Kecelakaan (accident atau incident), besar atau kecil, adalah kejadian yang bisa terjadi di manapun dan kapanpun, bisa menimpa siapa saja. Kecelakaan tersebut yang tidak pernah diharapkan terjadi oleh manusia yang waras pikirannya. Ya karena ada juga manusia-manusia yang memiliki keyakinan menyimpang, keyakinan sesat yang malah menciptakan malapetaka.
Kemajuan zaman kebangkitan era teknologi, di samping memberikan kemungkinan memudahkan gaya hidup bagi manusia, tetapi juga menciptakan segala macam malapetaka kecil atau besar, yang langsung maupun tidak langsung.
Misalnya arus listrik yang saat ini sudah menjadi pemenuhan kebutuhan yang paling esensial bisa menjadi seketika malah menimbulkan bencana. Alat transportasi di darat, laut, dan di udara mulai dari yang amat sederhana di samping merupakan kebutuhan manusia, juga bisa menjadi bencana. Banyak contoh-contohnya.Â
Dulu seorang ahli penanggulangan bencana yang menempuh pendidikan semacam keahlian penanggulangan disaster atau malapetaka Alm. Prof. Roosdibiyono yang mantan Rektor IIP Institut Ilmu Pemerintahan yang juga seorang Dosen pengajar di SESKO TNI /POLRI pernah memperinci segala  macam petaka besar kecil yang bisa terjadi disebuah rumah tangga.
Mulai dari kepentok kaki kursi, meja, salah menggunakan penggunaan kompor gas, salah menaruh teko air panas dll. Lebih dari 70 macam petaka. Tetapi sebagai umat yang beragama, ternyata Tuhan juga menganugerahkan segala macam penangkalnya. Berupa kewaspadaan, peringatan lengkap dengan cara penanggulangannya.
Cara cara penyelamatan diri, misalnya di hotel-hotel pasti ada petunjuk arah evakuasi: peringatan jangan mempergunakan lift bila terjadi kebakaran dst, dst. Juga hal semacam ini tertulis hampir dis emua gedung gedung publik umum .
Presedur penyelamatan diri bagi penumpang jelas keberadaannya dan para awak kabin selalu mengadakan demo sebelum pesawat tinggal landas. Yang pasti dalam situasi nyata bila sebuah pesawat mengalami keadaan darurat awak pesawat tidak akan "ngacir" duluan.

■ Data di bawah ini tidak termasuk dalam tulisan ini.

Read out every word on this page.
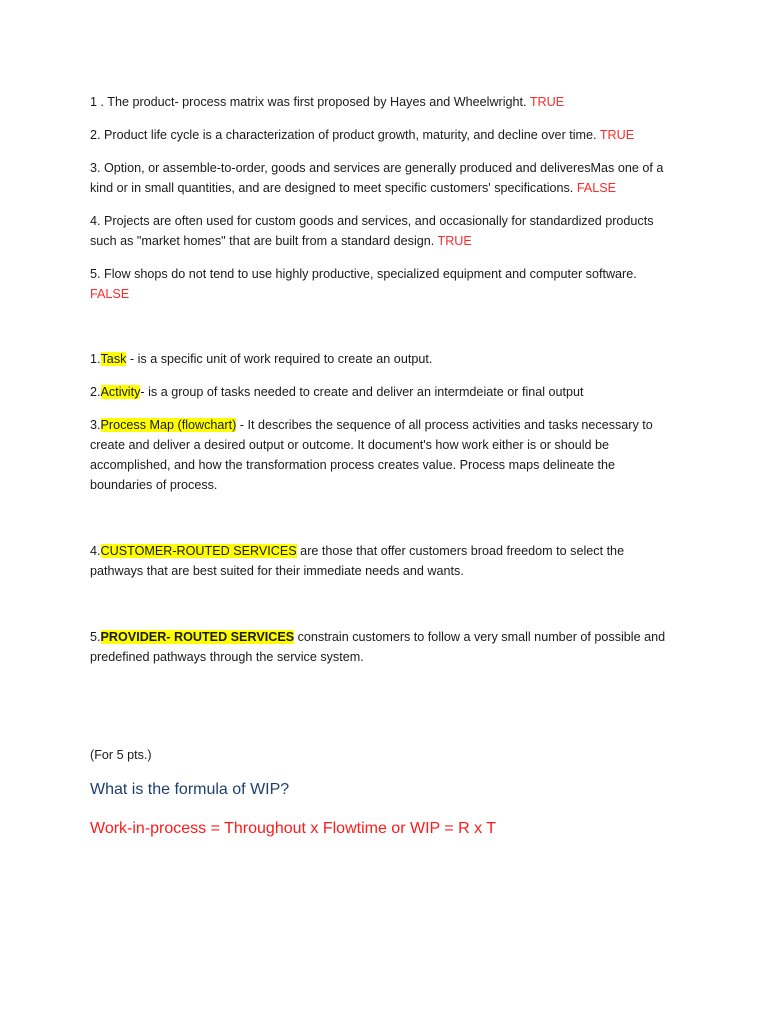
1 . The product- process matrix was first proposed by Hayes and Wheelwright. TRUE

2. Product life cycle is a characterization of product growth, maturity, and decline over time. TRUE

3. Option, or assemble-to-order, goods and services are generally produced and deliveresMas one of a kind or in small quantities, and are designed to meet specific customers' specifications. FALSE

4. Projects are often used for custom goods and services, and occasionally for standardized products such as "market homes" that are built from a standard design. TRUE

5. Flow shops do not tend to use highly productive, specialized equipment and computer software.
FALSE

1.Task - is a specific unit of work required to create an output.

2.Activity- is a group of tasks needed to create and deliver an intermdeiate or final output

3.Process Map (flowchart) - It describes the sequence of all process activities and tasks necessary to create and deliver a desired output or outcome. It document's how work either is or should be accomplished, and how the transformation process creates value. Process maps delineate the boundaries of process.

4.CUSTOMER-ROUTED SERVICES are those that offer customers broad freedom to select the pathways that are best suited for their immediate needs and wants.

5.PROVIDER- ROUTED SERVICES constrain customers to follow a very small number of possible and predefined pathways through the service system.

(For 5 pts.)

What is the formula of WIP?
Work-in-process = Throughout x Flowtime or WIP = R x T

Beberapa bulan yang lalu kita bisa menyaksikan evakuasi dari sebuah pesawat terbang yang melakukan pendaratan darurat di Sungai Hudson di Amerika Serikat. Bila prosedur atau yang sekarang populer disebut SOP (standard operating procedure) dilaksakanakan dengan baik dijamin hasilnya tidak akan menimbulkan korban.
Tetapi semua itu hanya bisa terjadi bila latihan latihan selalu dilaksanakan secara komprehensif, berjadwal dan rutin.
Yang menjadi persoalan apakah hak seperti di pesawat terbang juga dilaksanakan di kapal penumpang di perairan atau lautan?
Sepanjang pengetahuan penulis, di sebuah  kapal laut militer ataupun kapal penumpang, sebelum kapal angkat jangkar selalu diadakan "general quarter" latihan umum tentang penanggulangan bencana bila terjadi di sebuah kapal. Para awak harus menempati pos masing masing sesuai dengan kemampuannya.
ABK yang bertanggung jawab menurunkan sekoci penyelamat, ABK yang bertugas di bagian pemadaman kebakaran dan lain lain. ABK di kapal penumpang jelasnya harus membantu para penumpang memberikan membantu para penumpang memakai alat pelamgpung dan kapan harus meninggalkan kapal. Nah masalahnya apakah ABK dari sebuah kapal penumpang yang bernama ZAHRO EXPRESS (ZE) melaksanakan proses penyelamatan yang dibutuhkan?
Dari fakta yang bisa dilihat dan didengarkan dari media elektronik media cetak media media lainnya, malah ABK Kapal ZE termasuk nakhodanya malah ngacir nyemplung duluan meninggalkan tanggung jawabnya. Tindakan demikian tidak salah bila disebut tindakan manusia bego bin goblok!
Mestinya menyikapi kejadian fatal yang dialami Kapal Penumpang ZE, para pejabat yang bertanggung jawab operasional pelayaran ini concern dengan SOP yang di "comply" yang disetujui untuk dilaksanakan.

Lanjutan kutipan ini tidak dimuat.